Flat stomach Simones nutritional basics   everything you need to know to start tackling what you eat and drink

Limit animal protein (beef, pork, poultry and seafood) to 8 ounces or less daily. Reduce or use very small amounts of added fats like cooking oils spreads and dressings. Drink zero calorie or low calorie beverages (water, diet drinks)
Eat three meals with one or two snacks daily. Spread your calories throughout the day. Your body operates best when it has a steady supply of fuel. Let fruits and vegetables dominate your plate. Choose mainly whole grain starches; avoid processed grains (sugar, white flour).

Consider taking a standard multivitamin
Meeting vitamin and mineral needs while following a calorie-controlled eating plan coupled with exercise should be easy if you are eating responsibly. A standard multivitamin will help you meet your daily vitamin and mineral needs if you feel unable to do this.

Maintain good hydration
Aim for 2-3 liters water daily. Carry a water bottle and drink from it throughout the day. Avoid alcohol and caffeine.

Stay focused during the holidays
Limit or avoid alcoholic beverages (they’re high in calories!) Avoid being too restrictive yet regulate your food portions.

Monitor your weight and body composition
Take measurements and trend these parameters over time.
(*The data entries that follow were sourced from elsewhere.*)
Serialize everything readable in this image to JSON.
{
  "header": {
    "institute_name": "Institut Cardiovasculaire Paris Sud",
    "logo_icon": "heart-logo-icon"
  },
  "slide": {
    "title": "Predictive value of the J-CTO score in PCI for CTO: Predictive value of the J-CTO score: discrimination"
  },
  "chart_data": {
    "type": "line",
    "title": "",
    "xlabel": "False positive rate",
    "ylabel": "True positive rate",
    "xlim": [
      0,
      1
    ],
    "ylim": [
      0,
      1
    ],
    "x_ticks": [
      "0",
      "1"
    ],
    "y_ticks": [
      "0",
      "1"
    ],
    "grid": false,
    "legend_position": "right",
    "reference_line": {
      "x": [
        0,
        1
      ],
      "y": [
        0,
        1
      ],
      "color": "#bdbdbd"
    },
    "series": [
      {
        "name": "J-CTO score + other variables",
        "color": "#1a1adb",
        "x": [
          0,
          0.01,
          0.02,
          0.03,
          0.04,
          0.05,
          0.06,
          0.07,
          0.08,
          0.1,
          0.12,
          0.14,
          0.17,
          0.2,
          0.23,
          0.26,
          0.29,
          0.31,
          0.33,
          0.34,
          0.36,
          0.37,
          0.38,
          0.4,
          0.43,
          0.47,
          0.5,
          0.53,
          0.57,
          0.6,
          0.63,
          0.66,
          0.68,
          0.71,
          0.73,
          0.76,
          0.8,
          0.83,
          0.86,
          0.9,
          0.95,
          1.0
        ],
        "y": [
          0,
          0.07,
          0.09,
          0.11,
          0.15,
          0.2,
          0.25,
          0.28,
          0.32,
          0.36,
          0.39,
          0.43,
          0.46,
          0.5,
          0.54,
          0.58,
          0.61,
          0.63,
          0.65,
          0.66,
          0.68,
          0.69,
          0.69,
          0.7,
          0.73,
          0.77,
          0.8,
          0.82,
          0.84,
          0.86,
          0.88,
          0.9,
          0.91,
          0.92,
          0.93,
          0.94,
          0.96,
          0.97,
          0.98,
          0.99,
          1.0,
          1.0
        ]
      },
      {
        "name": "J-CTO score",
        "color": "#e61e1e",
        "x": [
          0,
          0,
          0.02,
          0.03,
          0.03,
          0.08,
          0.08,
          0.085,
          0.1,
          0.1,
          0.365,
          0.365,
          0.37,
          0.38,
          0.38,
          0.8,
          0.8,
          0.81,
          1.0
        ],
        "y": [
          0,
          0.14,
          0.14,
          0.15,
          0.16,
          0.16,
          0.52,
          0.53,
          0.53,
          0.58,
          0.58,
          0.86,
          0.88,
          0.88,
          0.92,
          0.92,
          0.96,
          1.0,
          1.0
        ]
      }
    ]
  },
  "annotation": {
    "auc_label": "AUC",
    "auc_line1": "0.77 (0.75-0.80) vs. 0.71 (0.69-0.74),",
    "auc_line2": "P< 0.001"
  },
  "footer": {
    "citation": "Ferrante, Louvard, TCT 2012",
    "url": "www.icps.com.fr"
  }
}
Get most of your fats from EFA’s. Flax powder or cold pressed oil is an excellent source of EFA’s. Walnuts also have high levels of omega 6 & 9. These essential fatty acids are not manufactured by our own body’s therefore we must make sure we intake adequate amounts. EFA’s have been shown to improve muscle repair, aid anti-inflammatory response and also fats help aid satiety by slowing down gastric emptying. Limiting fats to lower than 20% will only leave you depleted, hungry and grumpy so don’t avoid them completly, just get them from intelligent sources.